Por todo ello, la distinción ya habitual entre jueces conservadores y jueces progresistas no tiene justificación. Las ideas personales de los jueces, de los buenos jueces, no deben interferirse en su labor, aunque haya siempre un ámbito de discrecionalidad que jurídicamente lo permita pues el derecho no tiene el rigor formal de las matemáticas al ser una ciencia argumentativa.
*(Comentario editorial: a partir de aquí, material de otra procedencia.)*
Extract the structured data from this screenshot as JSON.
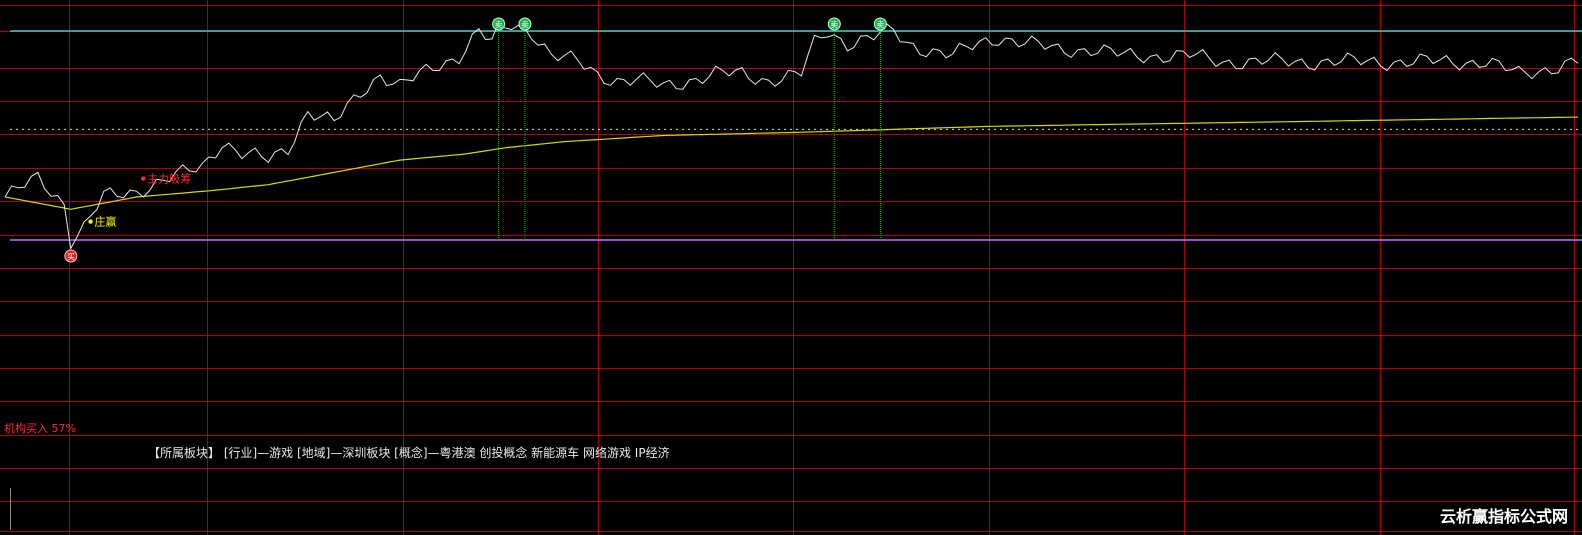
{
  "chart_data": {
    "type": "line",
    "x_count": 240,
    "ylim": [
      0,
      100
    ],
    "grid": true,
    "colors": {
      "background": "#000000",
      "grid": "#b00000",
      "price": "#e6e6e6",
      "avg": "#d8d800",
      "resistance": "#3fc8c8",
      "support": "#c070ff",
      "signal": "#00c800",
      "buy_dot": "#ff2020",
      "label_red": "#ff2a2a",
      "label_yellow": "#ffff00"
    },
    "resistance_level": 97,
    "support_level": 63,
    "dotted_level": 81,
    "price_keypoints": [
      [
        0,
        70
      ],
      [
        5,
        73
      ],
      [
        9,
        69
      ],
      [
        10,
        63
      ],
      [
        12,
        65
      ],
      [
        15,
        70
      ],
      [
        20,
        71
      ],
      [
        25,
        73
      ],
      [
        30,
        75
      ],
      [
        33,
        79
      ],
      [
        36,
        77
      ],
      [
        40,
        76
      ],
      [
        43,
        78
      ],
      [
        46,
        84
      ],
      [
        50,
        82
      ],
      [
        54,
        87
      ],
      [
        57,
        90
      ],
      [
        60,
        88
      ],
      [
        65,
        91
      ],
      [
        69,
        93
      ],
      [
        72,
        97
      ],
      [
        74,
        95
      ],
      [
        75,
        97
      ],
      [
        77,
        98
      ],
      [
        80,
        97
      ],
      [
        83,
        93
      ],
      [
        87,
        92
      ],
      [
        90,
        90
      ],
      [
        93,
        89
      ],
      [
        96,
        89
      ],
      [
        100,
        88
      ],
      [
        104,
        89
      ],
      [
        108,
        90
      ],
      [
        112,
        90
      ],
      [
        116,
        89
      ],
      [
        121,
        90
      ],
      [
        123,
        95
      ],
      [
        125,
        97
      ],
      [
        128,
        95
      ],
      [
        132,
        96
      ],
      [
        135,
        97
      ],
      [
        137,
        95
      ],
      [
        140,
        94
      ],
      [
        144,
        93
      ],
      [
        148,
        95
      ],
      [
        151,
        96
      ],
      [
        155,
        95
      ],
      [
        160,
        94
      ],
      [
        165,
        94
      ],
      [
        170,
        93
      ],
      [
        175,
        93
      ],
      [
        180,
        93
      ],
      [
        185,
        92
      ],
      [
        190,
        92
      ],
      [
        195,
        92
      ],
      [
        200,
        92
      ],
      [
        205,
        92
      ],
      [
        210,
        92
      ],
      [
        215,
        92
      ],
      [
        220,
        92
      ],
      [
        225,
        92
      ],
      [
        230,
        90
      ],
      [
        235,
        91
      ],
      [
        239,
        92
      ]
    ],
    "avg_keypoints": [
      [
        0,
        70
      ],
      [
        10,
        68
      ],
      [
        20,
        70
      ],
      [
        31,
        71
      ],
      [
        40,
        72
      ],
      [
        45,
        73
      ],
      [
        55,
        75
      ],
      [
        60,
        76
      ],
      [
        70,
        77
      ],
      [
        76,
        78
      ],
      [
        85,
        79
      ],
      [
        100,
        80
      ],
      [
        120,
        80.5
      ],
      [
        150,
        81.5
      ],
      [
        180,
        82
      ],
      [
        210,
        82.5
      ],
      [
        239,
        83
      ]
    ],
    "signals": [
      {
        "x": 10,
        "kind": "buy",
        "label": "买"
      },
      {
        "x": 75,
        "kind": "sell",
        "label": "卖"
      },
      {
        "x": 79,
        "kind": "sell",
        "label": "卖"
      },
      {
        "x": 126,
        "kind": "sell",
        "label": "卖"
      },
      {
        "x": 133,
        "kind": "sell",
        "label": "卖"
      }
    ],
    "annotations": [
      {
        "x": 21,
        "y": 73,
        "text": "主力吸筹",
        "color": "red"
      },
      {
        "x": 13,
        "y": 66,
        "text": "庄赢",
        "color": "yellow"
      }
    ]
  },
  "buy_ratio_label": "机构买入 57%",
  "sector_info": "【所属板块】 [行业]—游戏 [地域]—深圳板块 [概念]—粤港澳 创投概念 新能源车 网络游戏 IP经济",
  "watermark": "云析赢指标公式网"
}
Pero cualquier decisión judicial debe ser motivada y hacerse pública, ahí se puede comprobar la consistencia y rigor de sus argumentos en que se basa la decisión, ello es una garantía para que los ciudadanos confíen en su independencia, imparcialidad y conocimientos.
Naturalmente, nadie es perfecto, tampoco los jueces, y por ello el debate en los tribunales, compuestos por varios magistrados, es también otra garantía y permite incluso que las discrepancias respecto a la mayoría puedan expresarse en votos particulares.
Precisamente sobre esta cuestión acaba de publicar un libro el catedrático Andrés Ollero (Votos particulares, Tirant Lo Blanch) que en sus nueve años de magistrado del Tribunal Constitucional emitió 69 votos particulares discrepantes con la mayoría del Tribunal que había aprobado la sentencia. Resulta que, echadas las cuentas, en 36 ocasiones coincidió con los llamados magistrados conservadores y en 33 con los supuestamente progresistas. Así pues, un empate técnico que desmiente la falacia de esta desgraciadamente consolidada idea según la cual la división entre jueces es política y no jurídica.
En mi opinión no se trata de distinguir a los jueces políticamente, es decir, entre conservadores o progresistas, sino jurídicamente, entre buenos o malos jueces según la calidad de sus sentencias, del rigor jurídico de las mismas, de la consistencia de sus argumentos, acreditando además su imparcialidad e independencia. Siempre habrá jueces venales, claro. También entre los hombres ladrones y asesinos.